For many people Passover is a burdensome week of excessive cleaning and extra dietary restrictions. In fact, for most Ashkenazi Jews, Passover has EXTRA extra dietary restrictions. In addition to true hametz, they typically avoid kitniyot – a category of food that includes rice, legumes, and sometimes even corn. But it doesn't necessarily have to be that way.
Jews Around the World Developed Different Traditions
Americans are most familiar with Ashkenazi Jewish traditions that developed and were brought to this country by Jews from Germany and Eastern Europe. Foodwise those traditions include what most people think of as “Jewish” food – matzo balls, gefilte fish, and kugel are some examples.
But Jews lived in and emigrated from many parts of the world, where they developed different traditions including many more than food choices. Sephardic Jews descended from Jews who were thrown out of Spain by the Inquisition in the late 1400s. Some fled north to the Netherlands, then to England and later to the English colonies; some fled south and across the Mediterranean and ended up in Morocco and Northern Africa. Other Jews, known as Mizrahi, were never in any part of Europe. Their diaspora formed mostly east of Israel, in the Syrian peninsula, Persia, Greece and Turkey. There were other pockets of Jews, most notably in Italy, India, and Ethiopia who don't fall into any of these categories. These non-European Jews developed their own prayers, tunes, literature, language, customs, and food traditions.
What does that have to with Passover?
The prohibition of hametz – leavened bread – is a Biblical commandment. The story tells that the Jewish slaves fled Egypt in such a hurry that their dough did not have time to rise. Later, when they finally baked it, the result was a flat bread or cracker. God commands us to avoid risen bread and eat matzo to remember our time in Egypt as slaves and our hasty departure.
According to Jewish LAW only five grains, can ferment and become hametz - wheat, barley, spelt, oats, and rye. These are also the only grains that can be made into matzo and matzo is the only form in which they can be eaten. However, in the 13th century, European rabbis added additional restrictions to prohibit kitniyot – rice, dried beans, millet, and lentils. Those restrictions, developed only 800 years ago, have grown over time to include even more prohibitions including chickpeas, peanuts, soy, and other legumes.
Fundamentally, there is a difference between law and custom, halacha and minchag. Jewish law is derived directly from the Torah, with the details hammered out by the Rabbis of the early Common Era. For example, the prohibition of mixing meat and dairy derives from a single phrase in the Torah: “You shall not boil a kid in its mother’s milk.” (Exodus 23:13) It was THE RABBIS who determined the details of following this prohibition, that include using separate dishes.

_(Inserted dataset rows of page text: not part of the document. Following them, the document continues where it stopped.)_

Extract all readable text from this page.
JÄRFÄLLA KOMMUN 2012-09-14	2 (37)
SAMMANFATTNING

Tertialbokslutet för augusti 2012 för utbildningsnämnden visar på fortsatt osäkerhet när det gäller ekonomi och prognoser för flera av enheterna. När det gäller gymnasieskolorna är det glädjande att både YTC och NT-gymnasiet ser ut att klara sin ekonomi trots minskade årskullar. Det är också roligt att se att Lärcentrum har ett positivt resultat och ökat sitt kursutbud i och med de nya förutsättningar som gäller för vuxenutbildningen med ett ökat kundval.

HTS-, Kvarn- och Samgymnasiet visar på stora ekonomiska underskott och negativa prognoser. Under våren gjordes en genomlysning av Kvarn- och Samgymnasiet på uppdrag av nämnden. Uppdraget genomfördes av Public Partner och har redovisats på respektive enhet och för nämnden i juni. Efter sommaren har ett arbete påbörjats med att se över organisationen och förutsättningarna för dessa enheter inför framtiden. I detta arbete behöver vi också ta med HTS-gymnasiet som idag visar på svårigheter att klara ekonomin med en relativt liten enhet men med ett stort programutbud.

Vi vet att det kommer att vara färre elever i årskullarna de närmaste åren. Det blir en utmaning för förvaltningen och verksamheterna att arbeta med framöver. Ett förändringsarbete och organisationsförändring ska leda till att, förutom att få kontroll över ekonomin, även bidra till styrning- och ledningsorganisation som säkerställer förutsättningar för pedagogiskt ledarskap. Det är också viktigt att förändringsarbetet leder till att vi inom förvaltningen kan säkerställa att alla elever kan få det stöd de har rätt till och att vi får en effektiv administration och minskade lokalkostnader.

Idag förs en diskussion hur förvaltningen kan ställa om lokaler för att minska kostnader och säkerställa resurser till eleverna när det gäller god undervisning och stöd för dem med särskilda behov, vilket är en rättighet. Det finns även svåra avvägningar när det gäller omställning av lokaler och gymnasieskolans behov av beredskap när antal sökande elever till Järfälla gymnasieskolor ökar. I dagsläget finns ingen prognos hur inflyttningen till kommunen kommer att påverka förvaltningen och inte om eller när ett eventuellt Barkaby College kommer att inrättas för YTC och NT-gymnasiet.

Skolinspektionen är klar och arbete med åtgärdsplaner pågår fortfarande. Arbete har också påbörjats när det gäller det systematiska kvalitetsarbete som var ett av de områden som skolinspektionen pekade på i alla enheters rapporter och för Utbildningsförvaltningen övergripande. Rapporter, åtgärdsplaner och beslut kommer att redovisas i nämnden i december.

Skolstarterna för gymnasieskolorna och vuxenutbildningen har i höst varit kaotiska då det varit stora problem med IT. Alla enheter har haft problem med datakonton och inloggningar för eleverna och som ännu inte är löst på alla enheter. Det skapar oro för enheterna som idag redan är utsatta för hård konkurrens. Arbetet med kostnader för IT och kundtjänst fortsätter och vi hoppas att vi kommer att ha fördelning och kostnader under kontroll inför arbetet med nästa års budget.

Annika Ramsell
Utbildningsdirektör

However, it wasn’t until 1,200 years later that some rabbis in Europe decided that kitniyot might be confused with other, forbidden, items. These rabbis were concerned that grains of rice and grains of wheat could be mistaken for one another. So, in an abundance of caution, kitniyot were added to the list of forbidden items during Pesach. But, because the ban originated in Europe, Jews of Sephardic and Mizrahi background were not exposed to it and have always included kitniyot in their Pesach diet.
A Modern Decision
In a 2013 teshuvah (religious ruling), Rabbi David Golinkin, a Conservative authority in Israel, noted the reasoning behind the prohibition. At that time, the rabbis reasoned:
However, Rabbi Golinkin revealed that “…not only is the custom contrary to the opinions in the Talmud, but more than 50 different early sages reject it outright.”
So, we learn that even when the prohibition was new, there was disagreement about it.
In December 2015, the Rabbinic Assembly (RA), the rabbinic authority for the Conservative movement, took a long hard look at these additional restrictions. Rigorous research to find the original reasons for the prohibition revealed that it likely began with one rabbi, who it seems did not trust his own wife to know the difference between rice and wheat. As word spread from town to town, more and more rabbis began to follow this ruling in efforts not to appear lax in their kashrut. It is the classic example of a ubiquitous game of one-upmanship.
In addition to the seemingly bogus origin of the rule, the RA considered three modern concerns: 1) nutrition, 2) finances, and 3) Jewish unity. Personally, I will add a fourth, the consideration of highly processed food.
I will add this. Most of the ersatz chametz products, like Pesach noodles, cereal, and even mustard, are highly processed products whose ingredients include a lot of stabilizers and thickeners that aren’t necessary and can be avoided if we just eat real food.
Of course, the RA, while allowing kitniyot, left the decision whether to include them up to individuals. I choose to include them, especially at the Seder.